Recent research in intelligent systems has discussed the characteristics of autonomous systems. This same work has evaluated automated systems in terms of the understanding of autonomy. This situation has led to confusion of automation technology and autonomous agents. In this talk, I will differentiate the concepts of automation and autonomy with a new framework of agents. The framework is complemented by observations on characteristics of automated vs. autonomous systems, identification of error and failure modes, and formulation of a matrix of design constraints dictating possible applications of each type of agent. I will also discuss levels of system automation along with types of autonomy. A definition of autonomy will be mutated throughout the talk to a form with utility for engineering. The main findings of this research are that demands of automated agents on the human-task-environment system should be absent from design of autonomous agents and design of automated systems is always automation-centric despite best efforts at human-centered approaches.
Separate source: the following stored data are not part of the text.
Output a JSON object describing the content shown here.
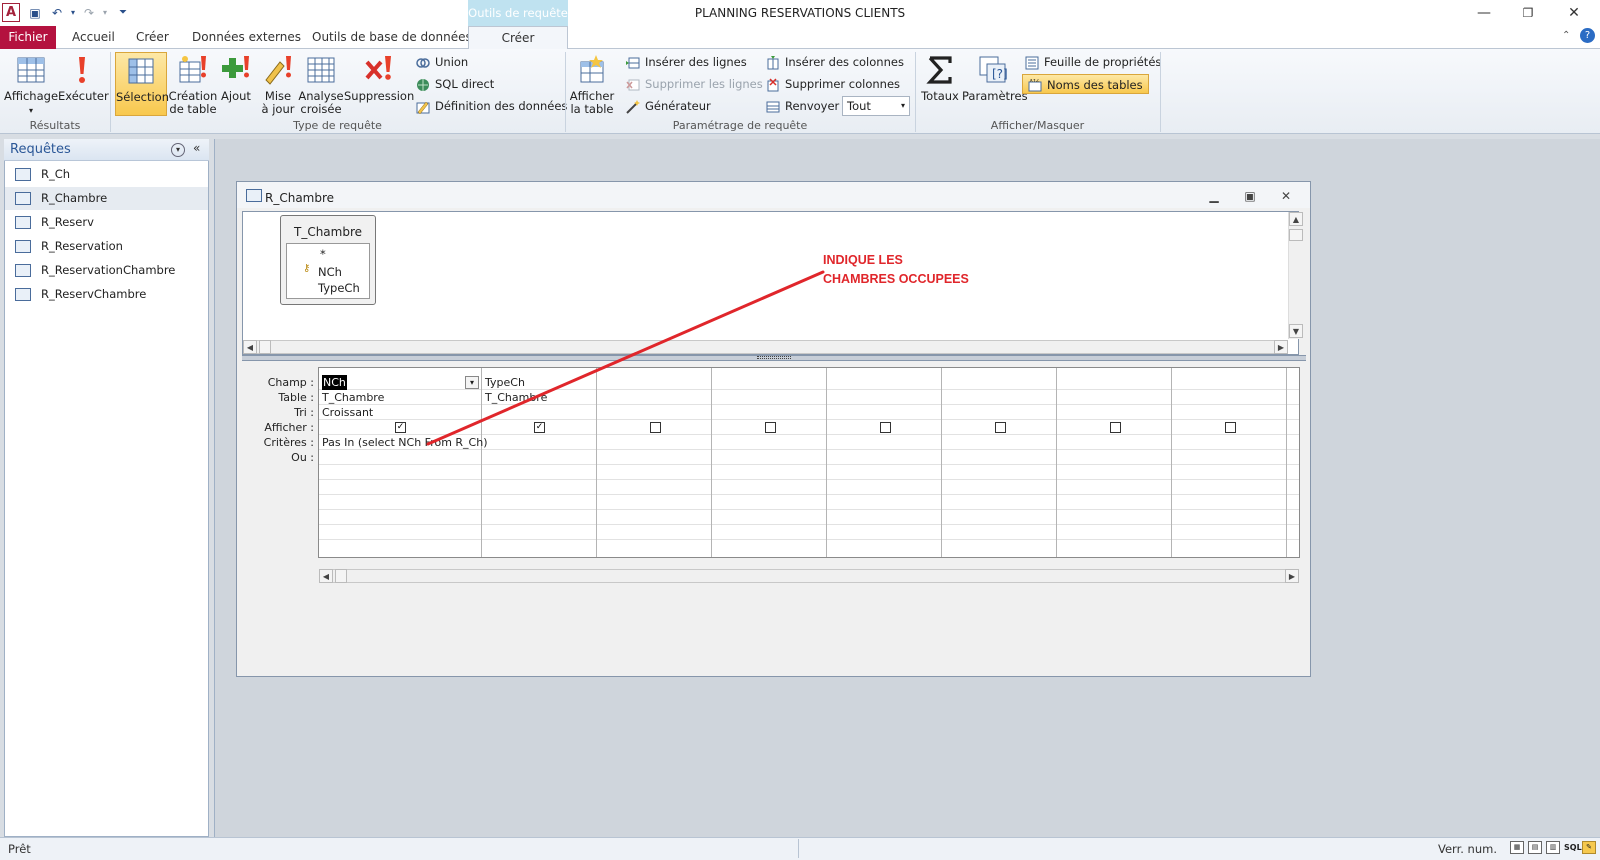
{
  "window": {
    "title": "PLANNING RESERVATIONS CLIENTS"
  },
  "ribbon": {
    "contextual_header": "Outils de requête",
    "tabs": [
      "Fichier",
      "Accueil",
      "Créer",
      "Données externes",
      "Outils de base de données",
      "Créer"
    ],
    "groups": {
      "resultats": {
        "label": "Résultats",
        "affichage": "Affichage",
        "executer": "Exécuter"
      },
      "type_requete": {
        "label": "Type de requête",
        "selection": "Sélection",
        "creation_table": [
          "Création",
          "de table"
        ],
        "ajout": "Ajout",
        "mise_a_jour": [
          "Mise",
          "à jour"
        ],
        "analyse_croisee": [
          "Analyse",
          "croisée"
        ],
        "suppression": "Suppression",
        "union": "Union",
        "sql_direct": "SQL direct",
        "definition_donnees": "Définition des données"
      },
      "parametrage": {
        "label": "Paramétrage de requête",
        "afficher_table": [
          "Afficher",
          "la table"
        ],
        "inserer_lignes": "Insérer des lignes",
        "supprimer_lignes": "Supprimer les lignes",
        "generateur": "Générateur",
        "inserer_colonnes": "Insérer des colonnes",
        "supprimer_colonnes": "Supprimer colonnes",
        "renvoyer_label": "Renvoyer :",
        "renvoyer_value": "Tout"
      },
      "afficher_masquer": {
        "label": "Afficher/Masquer",
        "totaux": "Totaux",
        "parametres": "Paramètres",
        "feuille_proprietes": "Feuille de propriétés",
        "noms_tables": "Noms des tables"
      }
    }
  },
  "nav": {
    "title": "Requêtes",
    "items": [
      "R_Ch",
      "R_Chambre",
      "R_Reserv",
      "R_Reservation",
      "R_ReservationChambre",
      "R_ReservChambre"
    ],
    "active_index": 1
  },
  "query_window": {
    "title": "R_Chambre",
    "table": {
      "name": "T_Chambre",
      "fields": [
        "*",
        "NCh",
        "TypeCh"
      ],
      "primary_key": "NCh"
    },
    "row_labels": [
      "Champ :",
      "Table :",
      "Tri :",
      "Afficher :",
      "Critères :",
      "Ou :"
    ],
    "columns": [
      {
        "champ": "NCh",
        "table": "T_Chambre",
        "tri": "Croissant",
        "afficher": true,
        "criteres": "Pas In (select NCh From R_Ch)"
      },
      {
        "champ": "TypeCh",
        "table": "T_Chambre",
        "tri": "",
        "afficher": true,
        "criteres": ""
      },
      {
        "champ": "",
        "table": "",
        "tri": "",
        "afficher": false,
        "criteres": ""
      },
      {
        "champ": "",
        "table": "",
        "tri": "",
        "afficher": false,
        "criteres": ""
      },
      {
        "champ": "",
        "table": "",
        "tri": "",
        "afficher": false,
        "criteres": ""
      },
      {
        "champ": "",
        "table": "",
        "tri": "",
        "afficher": false,
        "criteres": ""
      },
      {
        "champ": "",
        "table": "",
        "tri": "",
        "afficher": false,
        "criteres": ""
      },
      {
        "champ": "",
        "table": "",
        "tri": "",
        "afficher": false,
        "criteres": ""
      }
    ]
  },
  "annotation": {
    "lines": [
      "INDIQUE LES",
      "CHAMBRES OCCUPEES"
    ],
    "color": "#e0262b"
  },
  "status": {
    "left": "Prêt",
    "right": "Verr. num.",
    "sql": "SQL"
  },
  "colors": {
    "fichier_tab": "#b4123f",
    "contextual": "#bfe2f0",
    "selected_button": "#f8c84e"
  }
}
In addition, the key requirements for design of autonomy include: agent viability in a target context, agent self-governance in goal formulation and fulfilment of roles, and independence in defined tasks performance.


Prof. David Kaber
North Carolina State University (NCSU)

Date & Time

19 Jun 2018 (Tuesday) 11:30 - 12:30


E11-4045 (University of Macau)

Organized by

Department of Computer and Information Science


David Kaber is a Distinguished Professor of Industrial and Systems Engineering at North Carolina State University (NCSU) and an associate faculty member in the Biomedical Engineering and Psychology Departments. He is the Chair-elect for the Department of Industrial and Systems Engineering at the University of Florida. At NC State, Kaber has served as Director of Research for the Ergonomics Center of North Carolina and a NIOSH-sponsored Occupational Safety and Ergonomics education and research program. His current research interests include modeling and analysis of workload in unmanned systems operations, human performance and behavior in autonomous vehicle use, and design principles for automation transparency in human-in-the-loop systems. Kaber received his PhD from Texas Tech University in 1996. He is a fellow of the Institute of Industrial & Systems Engineers and fellow of the Human Factors & Ergonomics Society. He is a certified safety professional and certified human factors professional.